И Старшая дочь, поддерживаемая под локти своими подчиненными, прошаркала до высокой, богато инкрустированной кафедры, расположенной справа от гигантских ступней Праматери.

А потом огромные двери распахнулись, впуская в храмовый зал скудный свет пасмурного дня, влажный воздух и людской гомон. Людской поток медленно и печально тек мимо постамента с телом: мужчины в парадной форме и женщины, выглядящие сегодня скорее витриной для драгоценностей, с непременной парой бордовых местных многолепестковых цветов в руках. Мимо Найны проходили почти не задерживаясь — женщины преклоняли колени, клали цветы на специально расстеленную ткань, мужчины ограничивались кивком. По большинству посетителей было видно, что они просто соблюдают формальности. А вот рядом с Эдом потихоньку собиралась толпа из желающих выразить соболезнования. Впрочем, надо отдать Храмовым Дочерям должное — с людским потоком они справялись отменно, так что никакой давки или заминок в движении не было. Да и толпу вокруг Эда они прореживали мастерски. Мы же с Саем были скорей предметами интерьера. Время от времени кто-либо из воинов подходил и к нему, правда, соболезнований не было — даже мне было ясно, что отношения моего мужа с мачехой можно было назвать разве что нейтральными. Скорее уж — вооруженным нейтралитетом. Большинство из тех, кто отдал последний долг покойнице, не задерживаясь, покидал Храм, но все же, некоторые из пришедших рассаживались на лавках в ожидании. Я подняла на Сая вопросительный взгляд и указала на одну из таких женщин.

- После прощания — общее поминовение, остаются те, кто пожелает, — тихо просветил меня Сай, — потом двери Храма закроют. Ночь принадлежит семье. С восходом солнца её предадут земле.

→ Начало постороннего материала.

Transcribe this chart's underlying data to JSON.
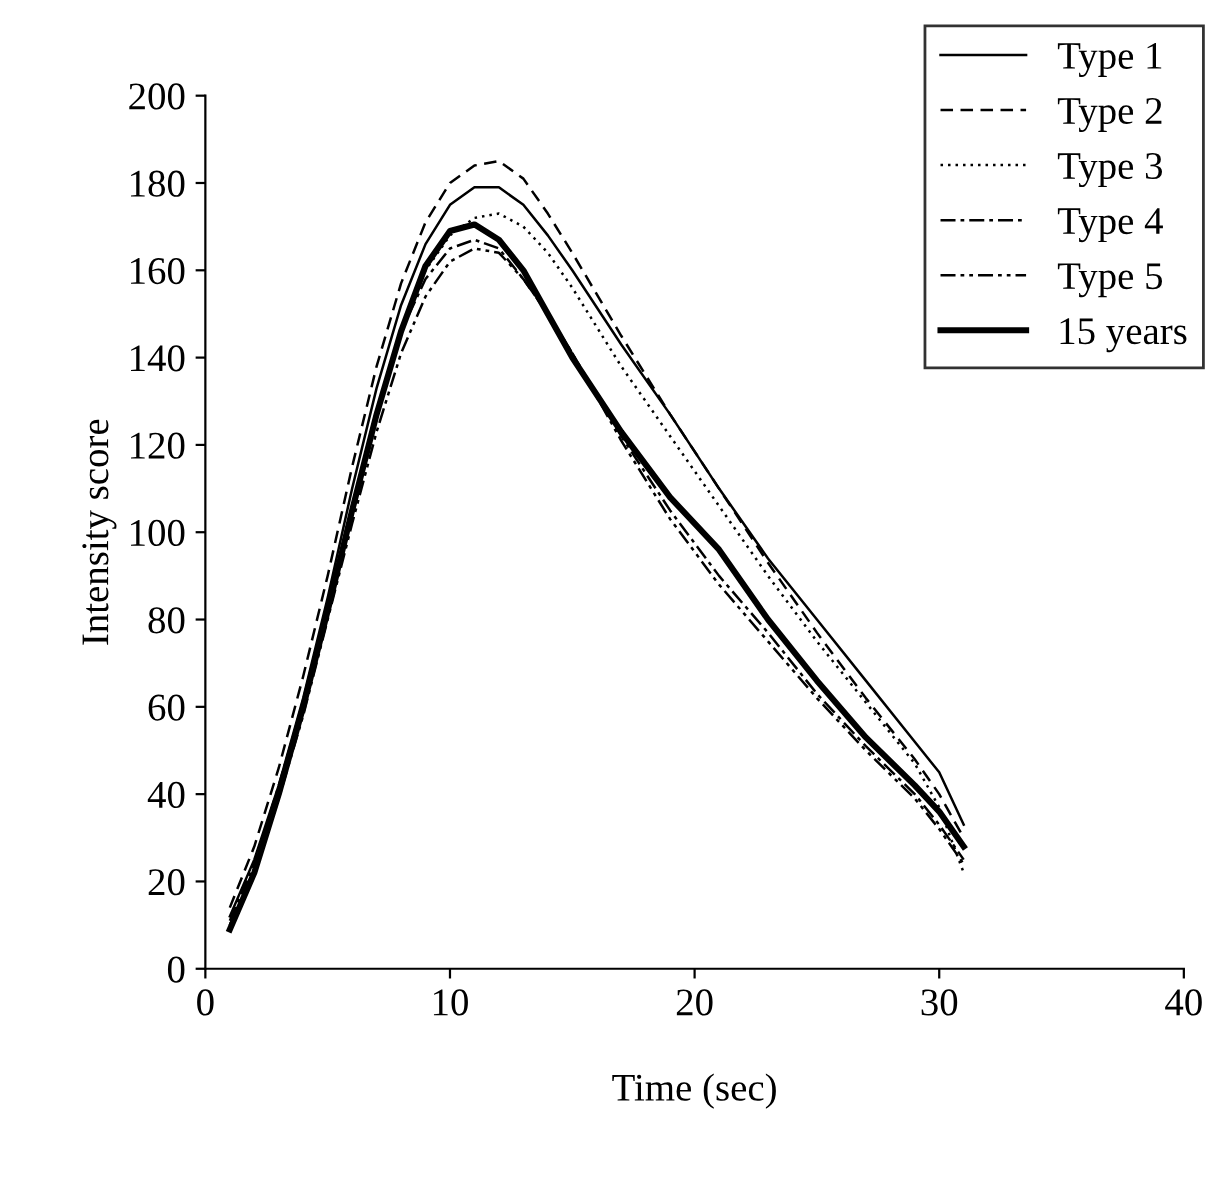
{
  "chart_data": {
    "type": "line",
    "xlabel": "Time (sec)",
    "ylabel": "Intensity score",
    "x": [
      1,
      2,
      3,
      4,
      5,
      6,
      7,
      8,
      9,
      10,
      11,
      12,
      13,
      14,
      15,
      17,
      19,
      21,
      23,
      25,
      27,
      29,
      30,
      31
    ],
    "xlim": [
      0,
      40
    ],
    "xticks": [
      0,
      10,
      20,
      30,
      40
    ],
    "ylim": [
      0,
      200
    ],
    "yticks": [
      0,
      20,
      40,
      60,
      80,
      100,
      120,
      140,
      160,
      180,
      200
    ],
    "grid": false,
    "legend": "top right",
    "marker": "none",
    "series": [
      {
        "name": "Type 1",
        "color": "#000000",
        "line_style": "solid",
        "values": [
          12,
          25,
          42,
          62,
          85,
          110,
          133,
          152,
          166,
          175,
          179,
          179,
          175,
          168,
          160,
          143,
          127,
          110,
          94,
          80,
          66,
          52,
          45,
          33
        ]
      },
      {
        "name": "Type 2",
        "color": "#000000",
        "line_style": "dashed",
        "values": [
          14,
          28,
          46,
          67,
          90,
          115,
          138,
          157,
          171,
          180,
          184,
          185,
          181,
          173,
          164,
          145,
          127,
          110,
          93,
          77,
          62,
          48,
          40,
          30
        ]
      },
      {
        "name": "Type 3",
        "color": "#000000",
        "line_style": "dotted",
        "values": [
          10,
          22,
          40,
          60,
          82,
          105,
          127,
          146,
          160,
          168,
          172,
          173,
          170,
          164,
          156,
          138,
          122,
          106,
          90,
          75,
          61,
          47,
          37,
          22
        ]
      },
      {
        "name": "Type 4",
        "color": "#000000",
        "line_style": "dashdot",
        "values": [
          11,
          24,
          42,
          61,
          83,
          106,
          128,
          146,
          158,
          165,
          167,
          165,
          158,
          150,
          141,
          122,
          105,
          90,
          77,
          63,
          51,
          40,
          33,
          25
        ]
      },
      {
        "name": "Type 5",
        "color": "#000000",
        "line_style": "dashdotdot",
        "values": [
          10,
          22,
          39,
          58,
          80,
          102,
          123,
          141,
          154,
          162,
          165,
          164,
          158,
          150,
          141,
          121,
          103,
          88,
          75,
          62,
          50,
          39,
          32,
          24
        ]
      },
      {
        "name": "15 years",
        "color": "#000000",
        "line_style": "solid",
        "values": [
          9,
          22,
          40,
          60,
          82,
          105,
          127,
          146,
          161,
          169,
          170.5,
          167,
          160,
          150,
          140,
          123,
          108,
          96,
          80,
          66,
          53,
          42,
          36,
          28
        ]
      }
    ]
  }
}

Единственным светлым пятном в монотонной процессии оказались мои подруги — невесты. Я улыбнулась, заметив Брендона, куртка которого была щедро расшита огненно-алыми бусинами. Он с самым серьезным видом сопровождал цветущую Мию и перепуганную Хло, постоянно теребившую в руках несчастные поминальные цветы. А потом я увидела пару, при виде которой мне срочно пришлось прикрыть лицо платком и изобразить кашель. Доктор Джеремайя, выглядящий весьма элегантно в парадной форме, поддерживал за локоток обожающе глядящую на него Малышку, и слушал её щебет с выражением вежливой скуки на лице. В церемонии учавствовали и другие невесты — двоих сопровождали воины с бусинами на куртках, а остальные девушки так и прибыли — жмущейся друг к другу стайкой. К сожалению, поговорить с Мией и Хло возможности не было, но даже от простой встречи на душе стало теплее. Утром, улетая, как мне казалось, с Керимы навсегда, я не могла думать ни о ком, кроме Сая, а вот сейчас, сидя в Храме на церемонии, больше напоминавшей фарс, я поняла, что на Кериме есть люди, которых мне будет не хватать.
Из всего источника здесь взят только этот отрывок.